Speaker
Description
Radiotherapy and chemotherapy are the gold standard for treating patients with cancer in the clinic but, despite modern advances, are limited by normal tissue toxicity. The use of nanomaterials, such as gold nanoparticles (GNPs), to improve radiosensitivity and act as drug delivery systems can mitigate toxicity while increasing deposited tumor dose. To expedite a quicker clinical translation, three-dimensional (3D) tumor spheroid models that can better approximate the tumor environment compared to a two-dimensional (2D) monolayer model have been used. We tested the uptake of 15 nm GNPs and 50 nm GNPs on a monolayer and on spheroids of two cancer cell lines, CAL-27 and HeLa, to evaluate the differences between a 2D and 3D model in similar conditions. The anticancer drug docetaxel (DTX) which can act as a radiosensitizer, was also utilized, informing future potential of GNP-mediated combined therapeutics. The radiosensitization effects on monolayer vs spheroids with the different sized GNPs was also elucidated.
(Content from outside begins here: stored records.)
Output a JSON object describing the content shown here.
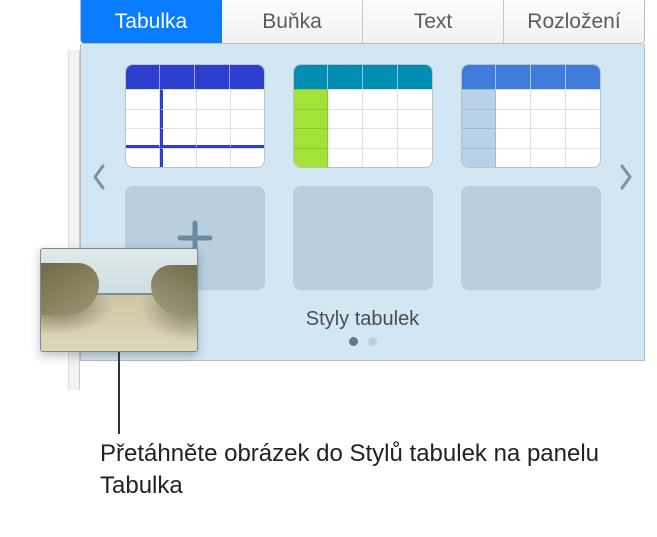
{
  "tabs": {
    "tabulka": "Tabulka",
    "bunka": "Buňka",
    "text": "Text",
    "rozlozeni": "Rozložení"
  },
  "carousel": {
    "caption": "Styly tabulek"
  },
  "callout": {
    "text": "Přetáhněte obrázek do Stylů tabulek na panelu Tabulka"
  },
  "icons": {
    "plus": "plus-icon",
    "chevron_left": "chevron-left-icon",
    "chevron_right": "chevron-right-icon"
  }
}
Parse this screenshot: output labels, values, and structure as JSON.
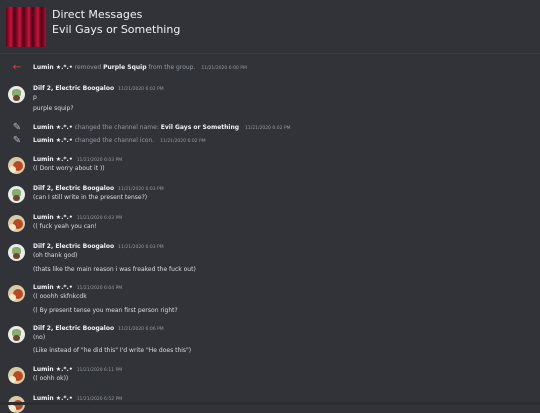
{
  "header": {
    "title": "Direct Messages",
    "group_name": "Evil Gays or Something",
    "icon": "red-curtain-image"
  },
  "system_events": [
    {
      "icon": "arrow-left-icon",
      "actor": "Lumin ★.*.•",
      "pre": "removed",
      "target": "Purple Squip",
      "post": "from the group.",
      "timestamp": "11/21/2020 6:00 PM"
    },
    {
      "icon": "pencil-icon",
      "actor": "Lumin ★.*.•",
      "pre": "changed the channel name:",
      "target": "Evil Gays or Something",
      "post": "",
      "timestamp": "11/21/2020 6:02 PM"
    },
    {
      "icon": "pencil-icon",
      "actor": "Lumin ★.*.•",
      "pre": "changed the channel icon.",
      "target": "",
      "post": "",
      "timestamp": "11/21/2020 6:02 PM"
    }
  ],
  "messages": [
    {
      "author": "Dilf 2, Electric Boogaloo",
      "timestamp": "11/21/2020 6:02 PM",
      "lines": [
        "p",
        "purple squip?"
      ]
    },
    {
      "author": "Lumin ★.*.•",
      "timestamp": "11/21/2020 6:03 PM",
      "lines": [
        "(( Dont worry about it ))"
      ]
    },
    {
      "author": "Dilf 2, Electric Boogaloo",
      "timestamp": "11/21/2020 6:03 PM",
      "lines": [
        "(can I still write in the present tense?)"
      ]
    },
    {
      "author": "Lumin ★.*.•",
      "timestamp": "11/21/2020 6:03 PM",
      "lines": [
        "(( fuck yeah you can!"
      ]
    },
    {
      "author": "Dilf 2, Electric Boogaloo",
      "timestamp": "11/21/2020 6:03 PM",
      "lines": [
        "(oh thank god)",
        "(thats like the main reason i was freaked the fuck out)"
      ]
    },
    {
      "author": "Lumin ★.*.•",
      "timestamp": "11/21/2020 6:04 PM",
      "lines": [
        "(( ooohh skfnkcdk",
        "(( By present tense you mean first person right?"
      ]
    },
    {
      "author": "Dilf 2, Electric Boogaloo",
      "timestamp": "11/21/2020 6:06 PM",
      "lines": [
        "(no)",
        "(Like instead of \"he did this\" I'd write \"He does this\")"
      ]
    },
    {
      "author": "Lumin ★.*.•",
      "timestamp": "11/21/2020 6:11 PM",
      "lines": [
        "(( oohh ok))"
      ]
    },
    {
      "author": "Lumin ★.*.•",
      "timestamp": "11/21/2020 6:52 PM",
      "lines": []
    }
  ]
}
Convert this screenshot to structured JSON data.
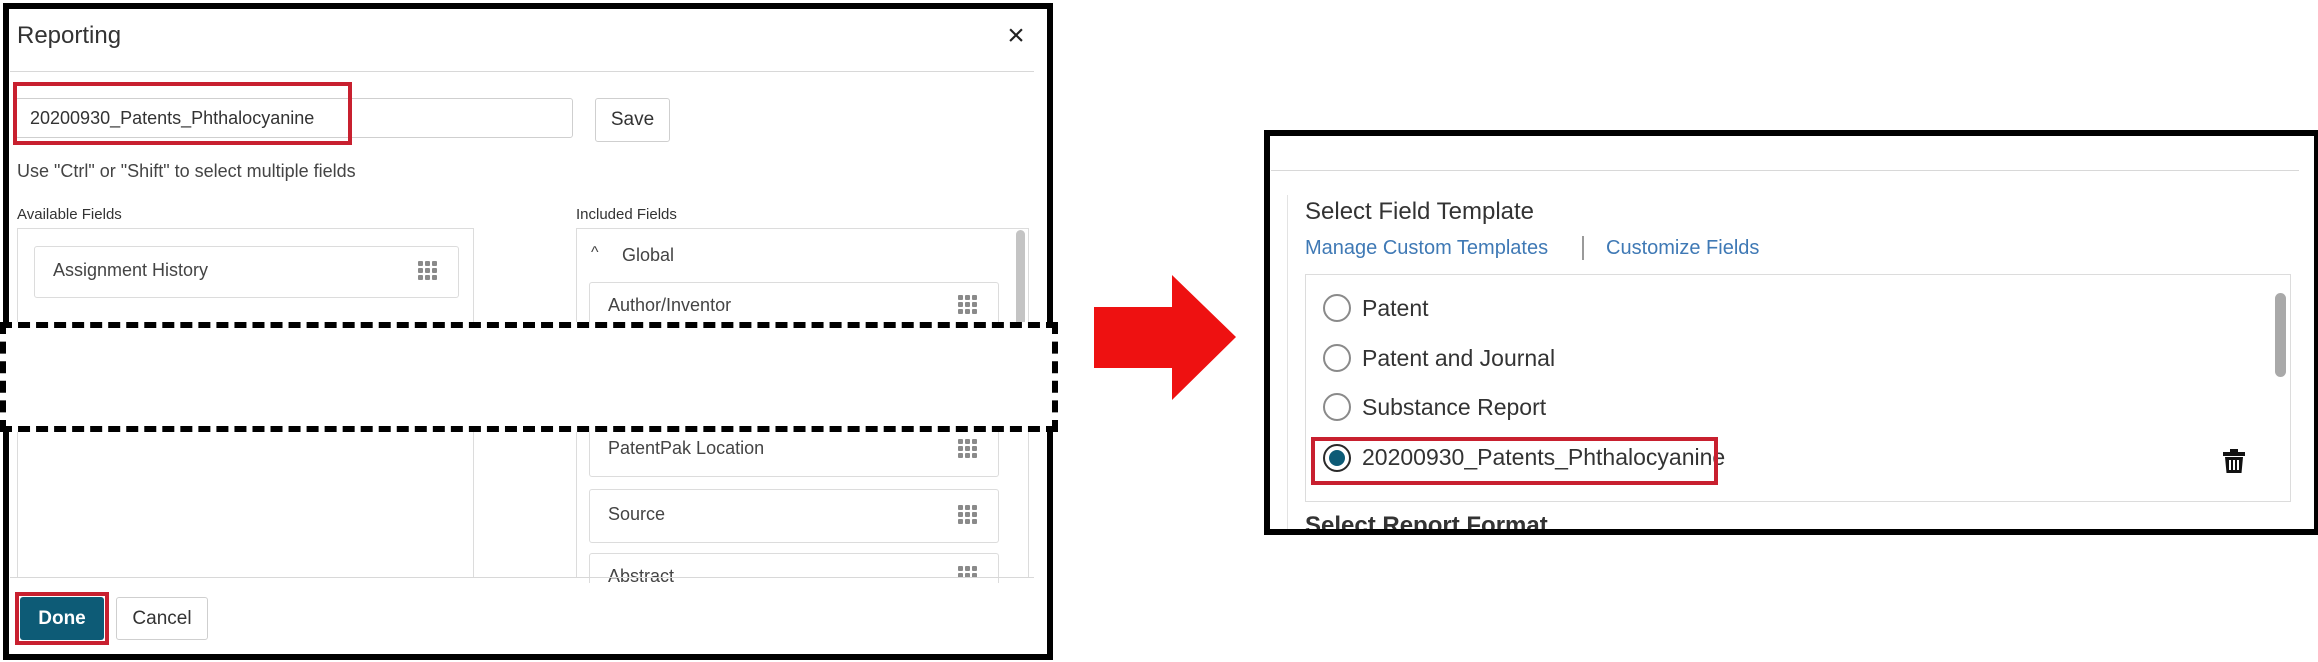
{
  "dialog": {
    "title": "Reporting",
    "close_icon": "close-icon",
    "close_glyph": "×",
    "template_name_value": "20200930_Patents_Phthalocyanine",
    "save_label": "Save",
    "hint": "Use \"Ctrl\" or \"Shift\" to select multiple fields",
    "available_fields": {
      "label": "Available Fields",
      "items": [
        {
          "label": "Assignment History",
          "icon": "drag-handle-icon"
        }
      ]
    },
    "included_fields": {
      "label": "Included Fields",
      "group": {
        "label": "Global",
        "expanded": true,
        "chevron_glyph": "^"
      },
      "items": [
        {
          "label": "Author/Inventor",
          "icon": "drag-handle-icon"
        },
        {
          "label": "PatentPak Location",
          "icon": "drag-handle-icon"
        },
        {
          "label": "Source",
          "icon": "drag-handle-icon"
        },
        {
          "label": "Abstract",
          "icon": "drag-handle-icon"
        }
      ]
    },
    "done_label": "Done",
    "cancel_label": "Cancel"
  },
  "arrow": {
    "icon": "right-arrow-icon",
    "color": "#ee1111"
  },
  "template_panel": {
    "title": "Select Field Template",
    "manage_link": "Manage Custom Templates",
    "separator": "|",
    "customize_link": "Customize Fields",
    "templates": [
      {
        "label": "Patent",
        "selected": false
      },
      {
        "label": "Patent and Journal",
        "selected": false
      },
      {
        "label": "Substance Report",
        "selected": false
      },
      {
        "label": "20200930_Patents_Phthalocyanine",
        "selected": true,
        "deletable": true
      }
    ],
    "next_section_title": "Select Report Format"
  },
  "colors": {
    "primary": "#0d5b76",
    "highlight": "#c8202f",
    "link": "#3f79b5",
    "arrow": "#ee1111"
  }
}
In the 2D monolayer model, the addition of DTX induced a small, non-significant increase of uptake of GNPs of approximately 20% while in the 3D spheroid model, DTX increased uptake by between 50% and 200%, with CAL-27 having a much larger increase relative to HeLa. Further, the depth of penetration of 15 nm GNPs over 50 nm GNPs increased for both cancer spheroids. Measurement of the responses to radiation with GNPs yielded a large radiosensitization effect, with more of the cells on the periphery of the spheroid being affected. These results highlight the necessity to optimize GNP treatment conditions in a more realistic tumor-life environment. A 3D spheroid model can capture important details, such as different packing densities from different cancer cell lines and the introduction of an extracellular matrix, which are absent from a simple 2D monolayer model.